Gladness, a former volunteer boys coach at Fayetteville Christian, died suddenly Friday afternoon at Springdale Hospital after being taken to the emergency room with flu-like symptoms. Craig, who took Gladness to the hospital, said Gladness, 34, seemed fine until complaining about a headache Thursday night.
Craig said Gladness' death was apparently a bacterial infection made worse because Gladness had his spleen removed after being shot in high school. Gladness' funeral is scheduled for 11: 30 a.m. today at Life Harvester Church in Fayetteville, with burial at noon Friday at Paradise Gardens in Edmondson.

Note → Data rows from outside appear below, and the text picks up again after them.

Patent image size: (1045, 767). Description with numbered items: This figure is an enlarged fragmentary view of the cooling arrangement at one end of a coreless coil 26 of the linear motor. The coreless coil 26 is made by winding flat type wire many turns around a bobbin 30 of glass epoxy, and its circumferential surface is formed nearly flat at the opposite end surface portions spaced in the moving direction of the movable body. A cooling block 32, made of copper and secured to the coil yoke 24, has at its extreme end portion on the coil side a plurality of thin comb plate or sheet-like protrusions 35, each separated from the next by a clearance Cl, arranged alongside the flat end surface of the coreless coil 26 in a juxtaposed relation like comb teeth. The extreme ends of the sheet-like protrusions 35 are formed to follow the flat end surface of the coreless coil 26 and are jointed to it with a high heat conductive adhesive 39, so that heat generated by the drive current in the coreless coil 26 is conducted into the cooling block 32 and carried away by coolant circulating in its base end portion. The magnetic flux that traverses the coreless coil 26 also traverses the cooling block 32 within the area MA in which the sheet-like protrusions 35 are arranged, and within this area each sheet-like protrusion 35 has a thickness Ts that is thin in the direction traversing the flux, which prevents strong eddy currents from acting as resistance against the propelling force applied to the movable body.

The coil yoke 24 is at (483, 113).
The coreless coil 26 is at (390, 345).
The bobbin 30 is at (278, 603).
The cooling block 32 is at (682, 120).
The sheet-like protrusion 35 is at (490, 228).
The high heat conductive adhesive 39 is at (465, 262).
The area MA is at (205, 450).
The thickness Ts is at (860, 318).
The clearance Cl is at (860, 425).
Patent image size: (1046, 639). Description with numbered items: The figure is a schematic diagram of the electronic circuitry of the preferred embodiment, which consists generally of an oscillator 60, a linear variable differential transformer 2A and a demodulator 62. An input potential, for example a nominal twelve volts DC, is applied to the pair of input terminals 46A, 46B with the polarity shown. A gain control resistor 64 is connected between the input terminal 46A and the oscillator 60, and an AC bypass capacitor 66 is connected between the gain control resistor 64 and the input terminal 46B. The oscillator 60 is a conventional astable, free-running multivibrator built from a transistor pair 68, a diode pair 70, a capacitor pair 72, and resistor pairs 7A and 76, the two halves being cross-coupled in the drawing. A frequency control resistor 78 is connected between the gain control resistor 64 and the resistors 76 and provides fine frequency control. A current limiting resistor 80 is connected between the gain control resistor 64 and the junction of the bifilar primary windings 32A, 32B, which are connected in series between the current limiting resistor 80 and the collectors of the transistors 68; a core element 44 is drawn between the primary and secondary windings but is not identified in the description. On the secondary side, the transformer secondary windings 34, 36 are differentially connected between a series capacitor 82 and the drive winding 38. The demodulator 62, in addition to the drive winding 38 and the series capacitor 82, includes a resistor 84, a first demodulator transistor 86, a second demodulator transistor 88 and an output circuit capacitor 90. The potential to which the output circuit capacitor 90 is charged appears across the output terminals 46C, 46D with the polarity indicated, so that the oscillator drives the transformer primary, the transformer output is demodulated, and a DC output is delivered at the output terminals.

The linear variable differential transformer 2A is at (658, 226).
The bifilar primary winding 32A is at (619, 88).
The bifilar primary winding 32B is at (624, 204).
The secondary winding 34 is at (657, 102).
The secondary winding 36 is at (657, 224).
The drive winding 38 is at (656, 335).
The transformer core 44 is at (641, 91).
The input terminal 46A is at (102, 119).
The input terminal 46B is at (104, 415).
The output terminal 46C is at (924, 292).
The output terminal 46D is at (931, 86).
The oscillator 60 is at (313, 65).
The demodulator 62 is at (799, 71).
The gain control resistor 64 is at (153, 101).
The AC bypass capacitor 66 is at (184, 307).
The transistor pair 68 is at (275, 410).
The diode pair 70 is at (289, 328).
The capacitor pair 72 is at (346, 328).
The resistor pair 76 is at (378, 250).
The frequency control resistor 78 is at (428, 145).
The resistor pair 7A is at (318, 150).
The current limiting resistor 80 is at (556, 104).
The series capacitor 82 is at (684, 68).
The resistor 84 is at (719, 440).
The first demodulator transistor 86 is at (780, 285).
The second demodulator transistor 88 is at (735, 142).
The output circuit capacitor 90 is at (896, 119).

"He did so many things people don't know about," said Craig, who taught alongside Gladness at the Ozark Guidance Center. "Things he did went unnoticed and unheard of. He didn't need to be recognized.
" He was special to so many people. He had a lot of best friends. He could be that to everybody." Doliza Reyes-Bibbs said one of Gladness' last acts was symbolic of what kind of character he had. Reyes-Bibbs said Gladness learned after school Thursday that one of his students would skip the next week of school because his guardian couldn't afford gasoline.
Gladness drove with the guardian to a local gas station and paid $ 50 to fill the car's tank. Less than 24 hours later, Gladness was dead.
"It's absolutely a shock," said Reyes-Bibbs, the director for the Early Childhood Development at the Ozark Guidance Center. "His kids loved and adored him. He's going to be greatly missed. All he wanted to do was help kids." The 6-8 Gladness didn't play high school basketball in West Memphis but became a junior college All-America center at Carl Albert State in Oklahoma. He later played at Indiana for Bob Knight and played professionally in Europe.